While life and taste remain, to thee my heart is clinging.

Who a pie would make, first his apple slices,

Then he ought to take some cloves and the best of spices,

Grate some lemon rind, butter add discreetly,

Then some sugar mix, but mind,—the pie not made too sweetly.

If a cook of taste be competent to make it,

In the finest paste will enclose and bake it."

During years of foreign travel I have never met a dish so perfect as the American apple pie can be, with cream.

Then look at our puddings; they are richer, sweeter, more varied than any in the world, the English plum-pudding excepted.

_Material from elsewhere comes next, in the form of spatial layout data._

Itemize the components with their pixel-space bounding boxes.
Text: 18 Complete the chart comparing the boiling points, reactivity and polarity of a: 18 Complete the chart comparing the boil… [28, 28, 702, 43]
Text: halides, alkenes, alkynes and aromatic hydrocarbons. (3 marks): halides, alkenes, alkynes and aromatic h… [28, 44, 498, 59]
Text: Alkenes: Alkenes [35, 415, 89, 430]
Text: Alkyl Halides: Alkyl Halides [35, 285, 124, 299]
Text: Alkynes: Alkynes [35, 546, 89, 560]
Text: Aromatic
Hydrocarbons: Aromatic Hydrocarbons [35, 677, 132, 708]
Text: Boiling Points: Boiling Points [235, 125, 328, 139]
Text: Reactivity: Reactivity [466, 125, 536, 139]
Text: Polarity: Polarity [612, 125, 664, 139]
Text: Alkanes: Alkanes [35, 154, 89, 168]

That is a ponderous dainty, which few can eat. It looks well when dressed with holly and lighted up, but it is not to be eaten every day. Baked bread pudding, carrot pudding, exceedingly delicate, chocolate pudding, cold cabinet-pudding, boiled rice-pudding with custard sauce, poor man's rice-pudding, green-apple pudding, Indian pudding, minute pudding, tapioca pudding, and all the custards boiled and baked with infinite variety of flavour,—these are the every-day luxuries, and they are very great ones, of the American table.

One charming thing about dessert and American dishes is that ladies can make them. They do not flush the face or derange the white apron. They are pleasant things to dally with,—milk and eggs, and spice and sugar. A model kitchen is every lady's delight. In these days of tiles, and marble pastry-boards, and modern improvements, what pretty things kitchens are.